Anyway ....suffice it to say... that there was a great deal of electronic soldering going on there everyday.
.. and ...every "wire-former" woman/person who was soldering anything had a small bottle of some kind of clear, banana-smelling, flux cleaner fluid to clean up each solder joint.
.. AND every one of them also had one of those flux/acid brushes to scrub the solder joint clean with that banana-oil stuff.
..and with their wire snips they'd cut those bristles right down to a nub, practically, to get maximum scrubbing action.
...so ends my tale... and they all lived happily ever after..
marv
::Hi all,I have a Westinghouse H-397T5 with maroon knobs.I just need to know if any thing will get the mold/discoloration off the knobs.They have a funny white color to them.Thanks ahead for any info.The help I have gotten in the past has been great.

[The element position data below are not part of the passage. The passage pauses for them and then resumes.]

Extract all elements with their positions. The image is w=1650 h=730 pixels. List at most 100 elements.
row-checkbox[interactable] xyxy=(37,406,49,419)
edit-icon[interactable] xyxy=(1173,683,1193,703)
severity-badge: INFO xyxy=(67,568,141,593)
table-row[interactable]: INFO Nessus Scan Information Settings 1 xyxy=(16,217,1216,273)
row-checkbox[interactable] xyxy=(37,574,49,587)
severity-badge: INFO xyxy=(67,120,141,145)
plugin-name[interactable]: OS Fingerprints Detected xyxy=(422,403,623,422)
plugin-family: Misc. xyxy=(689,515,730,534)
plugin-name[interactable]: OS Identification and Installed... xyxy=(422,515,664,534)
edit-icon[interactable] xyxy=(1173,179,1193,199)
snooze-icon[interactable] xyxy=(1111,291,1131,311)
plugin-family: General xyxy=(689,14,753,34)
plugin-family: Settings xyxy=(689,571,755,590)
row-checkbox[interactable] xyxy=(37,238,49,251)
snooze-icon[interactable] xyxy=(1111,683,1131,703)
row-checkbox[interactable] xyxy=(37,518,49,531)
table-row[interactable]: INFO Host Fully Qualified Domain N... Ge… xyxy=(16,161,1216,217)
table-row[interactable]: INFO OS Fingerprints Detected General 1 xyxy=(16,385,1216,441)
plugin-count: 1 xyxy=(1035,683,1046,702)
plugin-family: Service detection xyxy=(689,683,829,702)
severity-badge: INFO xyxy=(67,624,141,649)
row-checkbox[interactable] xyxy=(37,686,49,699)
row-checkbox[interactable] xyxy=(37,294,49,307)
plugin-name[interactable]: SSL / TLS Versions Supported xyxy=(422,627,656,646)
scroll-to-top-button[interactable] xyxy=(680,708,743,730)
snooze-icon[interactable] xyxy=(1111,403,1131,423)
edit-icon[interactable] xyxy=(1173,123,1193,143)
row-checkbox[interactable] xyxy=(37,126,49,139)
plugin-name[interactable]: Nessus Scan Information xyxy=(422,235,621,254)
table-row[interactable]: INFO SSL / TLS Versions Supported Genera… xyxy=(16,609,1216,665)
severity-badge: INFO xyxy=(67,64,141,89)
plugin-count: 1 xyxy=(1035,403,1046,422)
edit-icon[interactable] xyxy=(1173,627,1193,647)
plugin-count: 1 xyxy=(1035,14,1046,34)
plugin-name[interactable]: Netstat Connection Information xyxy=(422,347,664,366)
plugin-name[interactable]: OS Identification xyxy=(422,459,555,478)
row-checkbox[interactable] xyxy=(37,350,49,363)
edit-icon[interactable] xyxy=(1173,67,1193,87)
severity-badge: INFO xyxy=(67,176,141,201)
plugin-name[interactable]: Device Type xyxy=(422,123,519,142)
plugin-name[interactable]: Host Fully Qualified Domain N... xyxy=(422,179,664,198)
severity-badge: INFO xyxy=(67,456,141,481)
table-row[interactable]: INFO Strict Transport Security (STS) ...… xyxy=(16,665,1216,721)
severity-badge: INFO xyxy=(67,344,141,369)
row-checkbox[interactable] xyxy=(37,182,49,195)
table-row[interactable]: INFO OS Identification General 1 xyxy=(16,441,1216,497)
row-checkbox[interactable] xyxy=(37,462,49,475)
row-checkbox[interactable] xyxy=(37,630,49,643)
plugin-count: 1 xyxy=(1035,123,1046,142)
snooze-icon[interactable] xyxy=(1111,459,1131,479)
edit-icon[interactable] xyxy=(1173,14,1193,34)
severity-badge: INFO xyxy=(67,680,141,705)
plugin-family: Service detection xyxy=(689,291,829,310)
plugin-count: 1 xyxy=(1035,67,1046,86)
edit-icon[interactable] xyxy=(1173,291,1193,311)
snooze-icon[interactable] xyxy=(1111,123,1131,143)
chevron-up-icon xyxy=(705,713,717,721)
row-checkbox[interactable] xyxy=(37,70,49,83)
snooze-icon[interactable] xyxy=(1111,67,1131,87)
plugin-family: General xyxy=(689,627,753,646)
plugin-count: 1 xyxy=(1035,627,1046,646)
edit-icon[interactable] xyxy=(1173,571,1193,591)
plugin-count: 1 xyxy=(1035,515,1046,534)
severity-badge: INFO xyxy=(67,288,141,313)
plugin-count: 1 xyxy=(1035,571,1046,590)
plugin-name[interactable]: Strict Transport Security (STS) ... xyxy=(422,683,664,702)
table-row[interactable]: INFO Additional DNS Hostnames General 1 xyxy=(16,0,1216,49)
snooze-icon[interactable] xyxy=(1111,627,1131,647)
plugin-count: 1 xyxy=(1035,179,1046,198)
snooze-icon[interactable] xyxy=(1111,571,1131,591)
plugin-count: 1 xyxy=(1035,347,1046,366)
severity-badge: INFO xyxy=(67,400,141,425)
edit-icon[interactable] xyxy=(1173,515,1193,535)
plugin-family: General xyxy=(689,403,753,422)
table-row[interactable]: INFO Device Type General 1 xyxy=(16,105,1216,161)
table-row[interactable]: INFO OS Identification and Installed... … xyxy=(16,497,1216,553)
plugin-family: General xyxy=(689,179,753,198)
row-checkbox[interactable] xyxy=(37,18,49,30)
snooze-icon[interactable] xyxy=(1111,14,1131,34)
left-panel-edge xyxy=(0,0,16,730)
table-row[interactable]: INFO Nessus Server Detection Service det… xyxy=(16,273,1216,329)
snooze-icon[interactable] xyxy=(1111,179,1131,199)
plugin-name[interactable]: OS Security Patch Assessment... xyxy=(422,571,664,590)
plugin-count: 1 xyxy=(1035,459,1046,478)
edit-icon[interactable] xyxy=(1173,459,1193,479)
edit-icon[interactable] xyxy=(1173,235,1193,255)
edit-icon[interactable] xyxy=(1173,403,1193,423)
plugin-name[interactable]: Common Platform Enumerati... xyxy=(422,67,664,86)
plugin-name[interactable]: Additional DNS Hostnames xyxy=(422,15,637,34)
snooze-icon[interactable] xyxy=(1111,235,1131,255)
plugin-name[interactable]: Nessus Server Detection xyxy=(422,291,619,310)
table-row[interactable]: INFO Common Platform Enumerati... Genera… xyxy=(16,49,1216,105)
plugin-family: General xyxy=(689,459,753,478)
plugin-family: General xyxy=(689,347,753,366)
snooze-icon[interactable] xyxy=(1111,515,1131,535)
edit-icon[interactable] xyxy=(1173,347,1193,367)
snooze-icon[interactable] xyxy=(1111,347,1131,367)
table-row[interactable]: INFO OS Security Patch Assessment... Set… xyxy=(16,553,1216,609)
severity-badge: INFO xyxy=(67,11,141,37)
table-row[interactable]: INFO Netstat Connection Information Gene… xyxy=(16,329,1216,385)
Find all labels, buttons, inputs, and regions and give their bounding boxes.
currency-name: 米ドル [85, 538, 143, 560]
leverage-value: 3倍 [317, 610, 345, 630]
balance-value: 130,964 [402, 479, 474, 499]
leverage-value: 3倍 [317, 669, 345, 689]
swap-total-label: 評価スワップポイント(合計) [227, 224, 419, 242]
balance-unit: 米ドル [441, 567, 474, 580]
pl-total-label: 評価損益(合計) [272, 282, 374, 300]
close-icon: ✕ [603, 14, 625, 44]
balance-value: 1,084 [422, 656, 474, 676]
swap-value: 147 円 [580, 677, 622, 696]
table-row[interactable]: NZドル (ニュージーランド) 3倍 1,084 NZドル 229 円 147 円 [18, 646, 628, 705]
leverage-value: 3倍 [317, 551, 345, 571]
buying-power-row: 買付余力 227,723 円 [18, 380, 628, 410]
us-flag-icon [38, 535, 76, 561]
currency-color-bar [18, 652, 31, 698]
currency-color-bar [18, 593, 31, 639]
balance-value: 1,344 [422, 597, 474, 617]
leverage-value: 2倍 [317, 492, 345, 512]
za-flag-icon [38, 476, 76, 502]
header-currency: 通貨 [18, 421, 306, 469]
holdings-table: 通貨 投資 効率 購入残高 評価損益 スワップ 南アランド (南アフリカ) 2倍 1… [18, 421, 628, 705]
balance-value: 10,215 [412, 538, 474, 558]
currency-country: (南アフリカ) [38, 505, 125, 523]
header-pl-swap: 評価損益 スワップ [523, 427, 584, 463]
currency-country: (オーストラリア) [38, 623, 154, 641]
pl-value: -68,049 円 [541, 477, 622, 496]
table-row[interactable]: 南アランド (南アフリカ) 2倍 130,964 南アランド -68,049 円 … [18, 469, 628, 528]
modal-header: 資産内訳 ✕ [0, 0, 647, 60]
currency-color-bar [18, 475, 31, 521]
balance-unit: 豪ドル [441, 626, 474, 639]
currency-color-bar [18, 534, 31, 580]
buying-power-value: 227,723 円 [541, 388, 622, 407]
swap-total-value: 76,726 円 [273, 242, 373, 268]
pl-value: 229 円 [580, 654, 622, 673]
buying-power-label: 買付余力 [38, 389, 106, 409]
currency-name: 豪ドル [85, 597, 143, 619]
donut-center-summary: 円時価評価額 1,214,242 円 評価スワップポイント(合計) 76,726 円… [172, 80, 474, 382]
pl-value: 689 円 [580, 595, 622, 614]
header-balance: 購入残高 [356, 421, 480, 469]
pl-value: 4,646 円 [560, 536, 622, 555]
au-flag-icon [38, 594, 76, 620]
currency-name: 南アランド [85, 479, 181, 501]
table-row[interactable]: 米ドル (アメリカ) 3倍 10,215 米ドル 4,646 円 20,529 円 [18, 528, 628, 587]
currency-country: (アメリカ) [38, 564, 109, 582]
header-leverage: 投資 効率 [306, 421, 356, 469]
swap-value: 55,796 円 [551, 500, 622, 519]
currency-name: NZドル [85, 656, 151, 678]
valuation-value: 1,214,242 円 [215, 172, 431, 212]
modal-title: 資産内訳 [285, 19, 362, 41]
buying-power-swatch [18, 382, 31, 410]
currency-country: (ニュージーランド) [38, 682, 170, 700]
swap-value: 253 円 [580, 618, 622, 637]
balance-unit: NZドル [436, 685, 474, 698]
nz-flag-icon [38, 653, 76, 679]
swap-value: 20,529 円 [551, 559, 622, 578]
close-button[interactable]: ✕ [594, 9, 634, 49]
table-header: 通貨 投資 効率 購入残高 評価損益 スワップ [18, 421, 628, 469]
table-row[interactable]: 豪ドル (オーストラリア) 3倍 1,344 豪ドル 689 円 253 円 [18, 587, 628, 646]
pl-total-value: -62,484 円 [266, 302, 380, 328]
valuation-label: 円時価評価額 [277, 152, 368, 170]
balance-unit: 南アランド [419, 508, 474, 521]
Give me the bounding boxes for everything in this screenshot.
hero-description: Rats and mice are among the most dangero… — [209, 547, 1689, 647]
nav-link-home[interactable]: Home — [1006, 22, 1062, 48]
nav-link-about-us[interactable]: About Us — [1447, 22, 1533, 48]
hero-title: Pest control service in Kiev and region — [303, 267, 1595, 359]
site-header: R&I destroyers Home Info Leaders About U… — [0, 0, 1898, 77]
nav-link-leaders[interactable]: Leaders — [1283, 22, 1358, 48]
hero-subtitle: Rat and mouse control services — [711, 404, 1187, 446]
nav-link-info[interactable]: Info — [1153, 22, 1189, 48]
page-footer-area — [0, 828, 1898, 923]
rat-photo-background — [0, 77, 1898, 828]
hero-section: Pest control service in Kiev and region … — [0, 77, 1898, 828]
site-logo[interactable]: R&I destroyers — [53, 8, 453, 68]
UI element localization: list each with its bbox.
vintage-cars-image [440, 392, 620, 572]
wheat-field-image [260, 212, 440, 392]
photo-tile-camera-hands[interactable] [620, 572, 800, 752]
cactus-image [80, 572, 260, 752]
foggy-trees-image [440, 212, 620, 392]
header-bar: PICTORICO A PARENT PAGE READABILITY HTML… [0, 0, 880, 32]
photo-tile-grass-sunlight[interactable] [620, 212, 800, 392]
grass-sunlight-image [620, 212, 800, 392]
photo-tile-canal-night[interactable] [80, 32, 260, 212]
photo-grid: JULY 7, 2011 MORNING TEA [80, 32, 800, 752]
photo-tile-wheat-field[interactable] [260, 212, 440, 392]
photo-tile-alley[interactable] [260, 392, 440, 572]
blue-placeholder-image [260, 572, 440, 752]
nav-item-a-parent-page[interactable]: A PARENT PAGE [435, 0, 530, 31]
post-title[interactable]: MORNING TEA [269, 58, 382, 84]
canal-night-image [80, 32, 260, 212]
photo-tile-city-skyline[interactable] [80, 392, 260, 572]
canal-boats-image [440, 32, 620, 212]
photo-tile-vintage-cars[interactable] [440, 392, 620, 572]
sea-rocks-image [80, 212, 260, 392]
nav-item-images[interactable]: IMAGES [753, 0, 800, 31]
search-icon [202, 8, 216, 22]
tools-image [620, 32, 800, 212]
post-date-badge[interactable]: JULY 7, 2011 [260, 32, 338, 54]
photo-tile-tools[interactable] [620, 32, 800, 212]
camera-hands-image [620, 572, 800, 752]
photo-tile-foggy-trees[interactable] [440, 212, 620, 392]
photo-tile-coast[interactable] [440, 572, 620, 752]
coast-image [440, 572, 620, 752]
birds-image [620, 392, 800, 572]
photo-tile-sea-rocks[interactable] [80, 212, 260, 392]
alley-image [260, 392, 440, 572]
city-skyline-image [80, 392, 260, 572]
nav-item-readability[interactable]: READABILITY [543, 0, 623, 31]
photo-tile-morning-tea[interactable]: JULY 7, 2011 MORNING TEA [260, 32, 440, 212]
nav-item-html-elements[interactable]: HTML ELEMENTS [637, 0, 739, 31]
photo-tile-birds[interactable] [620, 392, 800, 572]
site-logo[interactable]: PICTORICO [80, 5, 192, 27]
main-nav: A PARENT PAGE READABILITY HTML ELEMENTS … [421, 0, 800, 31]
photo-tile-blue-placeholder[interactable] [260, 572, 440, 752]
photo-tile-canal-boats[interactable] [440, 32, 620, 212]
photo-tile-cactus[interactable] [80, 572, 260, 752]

:On all plastic knobs, I have a standard procedure of placing them in a small glass jar with 2 tablets of Efferdent false teeth cleaning tablets overnight. Then you can start buffing and caressing them with other proprietary rubs.
If you have access to Novus #1 plastic polish, it will work, otherwise, follow the suggestions already listed.
There is a mutlti-surface plastic cleaner available at Home Depot that may also work (Pledge brand-blue spray bottle). It is relatively inexpensive and works well cleaning glass and plastic surfaces.